With three minutes remaining in Friday’s game, Loven found himself in the Northern crease, surrounded by familiar enemies who were all shoving and banging for space. Loven insisted that despite all the physicality, no ill words were exchanged between the young men who had shared so much.

“No chirping, to be honest,” said Loven. “I have so much respect for the boys on that team. You get those relationships built in the two and a half years I spent there. Great friends of mine, friends I’ll have for the rest of my life.”

St. Thomas Coach Rico Blasi has seen every scenario in his two decades behind the bench, including this recent phenomenon of former teammates becoming combatants. “We went through it last week with Trevor Zins at St.
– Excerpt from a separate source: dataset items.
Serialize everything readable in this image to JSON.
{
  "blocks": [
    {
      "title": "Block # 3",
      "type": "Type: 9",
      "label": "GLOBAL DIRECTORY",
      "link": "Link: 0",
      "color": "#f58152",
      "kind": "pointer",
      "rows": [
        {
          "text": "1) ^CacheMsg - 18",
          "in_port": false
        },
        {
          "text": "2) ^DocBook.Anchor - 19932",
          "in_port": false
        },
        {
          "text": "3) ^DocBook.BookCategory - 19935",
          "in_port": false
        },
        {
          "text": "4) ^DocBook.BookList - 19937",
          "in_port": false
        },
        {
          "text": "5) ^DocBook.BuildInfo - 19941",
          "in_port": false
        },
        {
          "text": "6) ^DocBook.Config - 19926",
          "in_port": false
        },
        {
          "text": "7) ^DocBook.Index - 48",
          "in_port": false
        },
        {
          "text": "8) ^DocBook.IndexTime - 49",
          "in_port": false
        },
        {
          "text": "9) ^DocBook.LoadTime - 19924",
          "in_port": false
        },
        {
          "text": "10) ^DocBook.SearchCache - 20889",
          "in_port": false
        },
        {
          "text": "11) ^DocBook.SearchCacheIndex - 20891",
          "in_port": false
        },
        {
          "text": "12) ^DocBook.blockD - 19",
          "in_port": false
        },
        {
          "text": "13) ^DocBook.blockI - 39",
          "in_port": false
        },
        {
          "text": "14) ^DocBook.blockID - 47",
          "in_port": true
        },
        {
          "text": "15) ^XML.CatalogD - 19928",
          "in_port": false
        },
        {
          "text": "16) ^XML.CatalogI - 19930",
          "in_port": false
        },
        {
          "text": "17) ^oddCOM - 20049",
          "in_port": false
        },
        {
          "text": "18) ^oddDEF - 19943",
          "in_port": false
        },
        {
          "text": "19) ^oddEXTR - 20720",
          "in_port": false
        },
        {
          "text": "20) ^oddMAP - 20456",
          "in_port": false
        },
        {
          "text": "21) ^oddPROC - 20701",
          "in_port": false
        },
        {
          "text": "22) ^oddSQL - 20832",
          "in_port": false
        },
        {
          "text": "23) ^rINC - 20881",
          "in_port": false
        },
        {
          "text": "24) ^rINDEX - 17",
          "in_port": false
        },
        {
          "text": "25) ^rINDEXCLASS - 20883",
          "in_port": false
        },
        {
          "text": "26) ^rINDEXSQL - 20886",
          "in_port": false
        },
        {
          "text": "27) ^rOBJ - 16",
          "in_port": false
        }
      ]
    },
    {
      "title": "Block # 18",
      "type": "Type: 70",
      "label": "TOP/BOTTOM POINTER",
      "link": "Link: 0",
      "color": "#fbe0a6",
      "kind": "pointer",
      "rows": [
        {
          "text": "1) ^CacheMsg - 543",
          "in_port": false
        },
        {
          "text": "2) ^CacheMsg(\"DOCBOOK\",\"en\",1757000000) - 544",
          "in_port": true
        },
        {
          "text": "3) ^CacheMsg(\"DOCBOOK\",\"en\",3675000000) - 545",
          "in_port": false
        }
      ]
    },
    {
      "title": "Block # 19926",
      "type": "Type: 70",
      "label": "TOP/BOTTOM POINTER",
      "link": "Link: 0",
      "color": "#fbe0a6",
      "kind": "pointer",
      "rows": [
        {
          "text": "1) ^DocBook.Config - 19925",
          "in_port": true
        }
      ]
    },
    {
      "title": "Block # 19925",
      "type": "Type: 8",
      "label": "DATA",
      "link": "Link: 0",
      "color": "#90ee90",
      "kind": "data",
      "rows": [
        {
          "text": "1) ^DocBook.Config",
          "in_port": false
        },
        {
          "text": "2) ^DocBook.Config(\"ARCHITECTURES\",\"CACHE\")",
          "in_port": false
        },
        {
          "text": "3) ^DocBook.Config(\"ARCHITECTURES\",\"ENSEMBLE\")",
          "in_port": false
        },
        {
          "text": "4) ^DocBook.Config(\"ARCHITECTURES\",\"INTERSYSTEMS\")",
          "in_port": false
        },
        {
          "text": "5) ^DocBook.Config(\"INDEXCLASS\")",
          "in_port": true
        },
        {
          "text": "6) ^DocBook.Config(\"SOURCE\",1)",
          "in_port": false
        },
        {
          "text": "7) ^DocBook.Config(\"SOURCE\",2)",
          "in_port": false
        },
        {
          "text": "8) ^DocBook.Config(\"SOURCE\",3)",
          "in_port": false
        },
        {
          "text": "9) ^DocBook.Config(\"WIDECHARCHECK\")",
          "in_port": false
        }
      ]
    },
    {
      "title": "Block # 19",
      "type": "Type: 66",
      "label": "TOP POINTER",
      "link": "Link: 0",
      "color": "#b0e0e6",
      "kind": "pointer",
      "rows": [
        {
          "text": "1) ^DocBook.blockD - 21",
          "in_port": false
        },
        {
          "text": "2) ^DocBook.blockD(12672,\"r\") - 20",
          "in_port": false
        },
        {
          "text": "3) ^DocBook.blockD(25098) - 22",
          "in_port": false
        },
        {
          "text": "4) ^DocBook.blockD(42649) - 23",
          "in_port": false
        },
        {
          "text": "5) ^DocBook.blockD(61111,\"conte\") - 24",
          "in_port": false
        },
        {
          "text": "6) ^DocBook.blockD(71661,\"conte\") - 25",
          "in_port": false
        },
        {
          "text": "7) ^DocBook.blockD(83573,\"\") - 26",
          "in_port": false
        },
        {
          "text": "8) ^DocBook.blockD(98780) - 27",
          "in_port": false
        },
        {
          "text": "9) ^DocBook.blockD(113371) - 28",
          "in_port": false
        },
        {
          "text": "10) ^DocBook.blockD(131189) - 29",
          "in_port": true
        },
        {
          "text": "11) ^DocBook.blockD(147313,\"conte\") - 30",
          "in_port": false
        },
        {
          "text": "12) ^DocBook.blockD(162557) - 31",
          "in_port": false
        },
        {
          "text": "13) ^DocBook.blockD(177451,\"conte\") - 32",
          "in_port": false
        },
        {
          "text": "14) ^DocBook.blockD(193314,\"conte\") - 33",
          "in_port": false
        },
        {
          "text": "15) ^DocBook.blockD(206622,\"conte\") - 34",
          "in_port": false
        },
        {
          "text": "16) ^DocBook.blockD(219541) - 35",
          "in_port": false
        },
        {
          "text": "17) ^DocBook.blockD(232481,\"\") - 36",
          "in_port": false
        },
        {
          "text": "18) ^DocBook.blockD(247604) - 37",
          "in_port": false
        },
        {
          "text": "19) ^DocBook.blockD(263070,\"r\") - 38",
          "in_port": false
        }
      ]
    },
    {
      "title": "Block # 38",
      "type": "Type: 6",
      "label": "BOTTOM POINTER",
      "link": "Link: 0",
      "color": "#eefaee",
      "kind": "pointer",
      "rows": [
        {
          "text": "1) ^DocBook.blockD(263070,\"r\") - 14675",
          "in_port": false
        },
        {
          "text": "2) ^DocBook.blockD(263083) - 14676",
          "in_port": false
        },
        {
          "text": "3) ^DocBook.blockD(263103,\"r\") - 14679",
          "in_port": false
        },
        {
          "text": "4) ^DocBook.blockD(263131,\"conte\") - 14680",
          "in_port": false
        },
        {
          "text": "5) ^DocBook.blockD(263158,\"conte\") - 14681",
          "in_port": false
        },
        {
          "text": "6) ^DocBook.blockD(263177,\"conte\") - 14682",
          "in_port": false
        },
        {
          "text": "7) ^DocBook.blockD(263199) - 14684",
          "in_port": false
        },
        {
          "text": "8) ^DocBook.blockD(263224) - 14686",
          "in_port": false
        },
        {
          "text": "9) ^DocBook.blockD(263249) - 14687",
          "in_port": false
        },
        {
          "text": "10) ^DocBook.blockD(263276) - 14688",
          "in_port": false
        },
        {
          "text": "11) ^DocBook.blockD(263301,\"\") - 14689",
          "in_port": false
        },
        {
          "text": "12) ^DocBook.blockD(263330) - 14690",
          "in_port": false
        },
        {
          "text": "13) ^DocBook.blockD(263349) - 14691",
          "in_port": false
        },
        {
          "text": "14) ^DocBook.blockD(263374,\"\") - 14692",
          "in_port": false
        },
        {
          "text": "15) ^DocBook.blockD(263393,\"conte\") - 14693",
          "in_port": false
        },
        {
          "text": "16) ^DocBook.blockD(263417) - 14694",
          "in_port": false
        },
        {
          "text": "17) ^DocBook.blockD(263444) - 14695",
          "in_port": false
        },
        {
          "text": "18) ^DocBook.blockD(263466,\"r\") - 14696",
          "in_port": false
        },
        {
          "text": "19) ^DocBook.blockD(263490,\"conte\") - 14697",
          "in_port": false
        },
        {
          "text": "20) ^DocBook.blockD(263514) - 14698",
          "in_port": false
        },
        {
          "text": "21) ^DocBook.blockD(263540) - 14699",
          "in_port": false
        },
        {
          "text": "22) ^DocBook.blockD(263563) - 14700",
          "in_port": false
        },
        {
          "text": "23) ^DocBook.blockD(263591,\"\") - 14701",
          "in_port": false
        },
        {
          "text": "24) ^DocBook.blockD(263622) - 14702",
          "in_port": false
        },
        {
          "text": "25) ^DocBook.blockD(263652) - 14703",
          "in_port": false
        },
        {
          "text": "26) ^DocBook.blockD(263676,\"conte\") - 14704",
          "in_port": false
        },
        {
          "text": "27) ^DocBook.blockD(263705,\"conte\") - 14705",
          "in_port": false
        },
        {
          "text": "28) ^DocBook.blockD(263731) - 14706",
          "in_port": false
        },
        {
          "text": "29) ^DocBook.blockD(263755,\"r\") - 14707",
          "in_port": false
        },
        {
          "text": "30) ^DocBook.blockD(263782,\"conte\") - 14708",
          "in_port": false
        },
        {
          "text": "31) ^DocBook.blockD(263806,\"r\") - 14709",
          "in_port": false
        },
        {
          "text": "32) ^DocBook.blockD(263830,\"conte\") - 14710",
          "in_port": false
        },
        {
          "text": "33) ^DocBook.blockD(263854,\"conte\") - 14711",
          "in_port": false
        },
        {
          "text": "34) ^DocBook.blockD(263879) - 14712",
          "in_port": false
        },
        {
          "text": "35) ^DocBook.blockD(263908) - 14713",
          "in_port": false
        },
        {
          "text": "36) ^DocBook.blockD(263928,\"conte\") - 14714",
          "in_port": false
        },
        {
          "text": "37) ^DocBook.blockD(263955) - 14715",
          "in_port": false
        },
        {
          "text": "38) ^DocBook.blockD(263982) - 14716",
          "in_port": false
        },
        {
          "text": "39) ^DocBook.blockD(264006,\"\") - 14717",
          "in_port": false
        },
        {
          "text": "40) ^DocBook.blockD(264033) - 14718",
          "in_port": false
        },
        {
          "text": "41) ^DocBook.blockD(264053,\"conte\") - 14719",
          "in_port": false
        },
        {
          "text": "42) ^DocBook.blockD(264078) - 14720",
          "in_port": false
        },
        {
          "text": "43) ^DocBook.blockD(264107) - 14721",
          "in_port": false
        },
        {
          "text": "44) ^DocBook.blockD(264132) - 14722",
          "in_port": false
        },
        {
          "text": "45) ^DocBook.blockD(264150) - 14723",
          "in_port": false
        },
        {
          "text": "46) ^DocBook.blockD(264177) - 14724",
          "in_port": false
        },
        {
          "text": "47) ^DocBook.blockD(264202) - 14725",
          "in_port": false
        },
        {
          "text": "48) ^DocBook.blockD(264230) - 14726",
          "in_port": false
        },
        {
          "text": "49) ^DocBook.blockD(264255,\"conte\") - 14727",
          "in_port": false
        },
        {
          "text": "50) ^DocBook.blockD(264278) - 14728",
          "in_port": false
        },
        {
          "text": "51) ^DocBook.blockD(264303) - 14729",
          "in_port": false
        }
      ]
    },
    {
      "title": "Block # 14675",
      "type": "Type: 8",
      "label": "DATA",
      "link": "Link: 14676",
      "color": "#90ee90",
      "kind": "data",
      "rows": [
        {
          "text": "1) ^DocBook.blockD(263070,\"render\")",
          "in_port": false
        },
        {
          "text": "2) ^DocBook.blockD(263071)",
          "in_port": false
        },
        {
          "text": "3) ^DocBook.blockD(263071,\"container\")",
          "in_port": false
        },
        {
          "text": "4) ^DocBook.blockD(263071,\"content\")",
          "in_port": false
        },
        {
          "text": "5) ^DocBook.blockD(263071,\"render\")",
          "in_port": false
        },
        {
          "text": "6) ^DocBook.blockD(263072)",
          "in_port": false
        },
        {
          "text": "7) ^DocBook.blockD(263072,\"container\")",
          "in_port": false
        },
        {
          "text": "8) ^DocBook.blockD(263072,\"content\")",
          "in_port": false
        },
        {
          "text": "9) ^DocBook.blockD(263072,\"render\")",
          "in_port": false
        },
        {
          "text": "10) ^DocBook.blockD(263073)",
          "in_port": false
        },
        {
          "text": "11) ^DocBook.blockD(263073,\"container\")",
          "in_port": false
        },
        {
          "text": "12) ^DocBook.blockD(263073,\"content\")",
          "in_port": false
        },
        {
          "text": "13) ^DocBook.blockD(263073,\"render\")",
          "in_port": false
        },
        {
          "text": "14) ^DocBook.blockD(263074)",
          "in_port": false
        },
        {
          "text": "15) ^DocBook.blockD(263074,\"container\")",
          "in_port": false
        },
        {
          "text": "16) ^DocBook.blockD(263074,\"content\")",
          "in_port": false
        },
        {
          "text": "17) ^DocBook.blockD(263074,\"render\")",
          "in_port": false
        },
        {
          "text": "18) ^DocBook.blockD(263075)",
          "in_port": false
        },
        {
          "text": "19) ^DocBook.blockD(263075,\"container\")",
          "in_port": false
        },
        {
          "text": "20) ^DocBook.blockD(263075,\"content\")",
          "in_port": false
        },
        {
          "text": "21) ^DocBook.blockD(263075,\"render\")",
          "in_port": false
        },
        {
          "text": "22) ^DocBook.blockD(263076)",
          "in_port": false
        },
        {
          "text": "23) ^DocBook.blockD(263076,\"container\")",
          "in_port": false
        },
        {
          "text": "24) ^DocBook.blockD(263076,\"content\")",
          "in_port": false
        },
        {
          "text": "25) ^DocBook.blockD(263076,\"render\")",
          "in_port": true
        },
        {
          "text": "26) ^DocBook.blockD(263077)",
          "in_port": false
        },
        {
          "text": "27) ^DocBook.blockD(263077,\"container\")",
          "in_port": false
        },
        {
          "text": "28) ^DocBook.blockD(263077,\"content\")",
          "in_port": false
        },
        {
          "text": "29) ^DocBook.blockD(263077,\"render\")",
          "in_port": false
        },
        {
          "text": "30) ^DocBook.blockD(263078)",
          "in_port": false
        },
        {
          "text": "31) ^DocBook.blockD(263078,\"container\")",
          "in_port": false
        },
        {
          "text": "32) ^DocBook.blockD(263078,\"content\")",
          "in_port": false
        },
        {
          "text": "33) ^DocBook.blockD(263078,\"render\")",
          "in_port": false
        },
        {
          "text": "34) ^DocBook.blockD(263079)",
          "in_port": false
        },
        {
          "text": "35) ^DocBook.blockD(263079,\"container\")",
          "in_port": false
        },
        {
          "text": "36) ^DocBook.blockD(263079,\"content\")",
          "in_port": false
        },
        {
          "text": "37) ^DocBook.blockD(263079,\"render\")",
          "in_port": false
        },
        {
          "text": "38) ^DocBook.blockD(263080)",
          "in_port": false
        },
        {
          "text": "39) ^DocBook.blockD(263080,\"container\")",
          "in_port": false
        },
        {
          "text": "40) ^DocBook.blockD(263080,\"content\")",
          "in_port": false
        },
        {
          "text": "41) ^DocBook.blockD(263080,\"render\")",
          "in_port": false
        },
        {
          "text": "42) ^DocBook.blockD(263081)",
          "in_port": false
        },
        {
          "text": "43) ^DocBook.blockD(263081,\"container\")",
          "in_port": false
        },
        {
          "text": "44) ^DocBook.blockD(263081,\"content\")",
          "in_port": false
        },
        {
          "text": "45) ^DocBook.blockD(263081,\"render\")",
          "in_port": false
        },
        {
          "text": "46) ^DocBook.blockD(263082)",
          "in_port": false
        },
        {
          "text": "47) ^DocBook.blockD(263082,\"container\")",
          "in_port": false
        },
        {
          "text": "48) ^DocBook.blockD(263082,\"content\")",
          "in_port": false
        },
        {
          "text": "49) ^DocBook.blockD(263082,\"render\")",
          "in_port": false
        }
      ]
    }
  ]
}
Cloud,” said Blasi late Friday night. He was acutely aware of the stress Loven was under. “He was probably a little emotional, but he did a good job on the PK, got chances at the end of the second [period]. I think tomorrow will be a sign of relief for him, he can just go out and play.”

Loven’s best pal from Northern, captain Joe Nardi, summed it up best. “It was nice to see him, but even better to get the win against him.”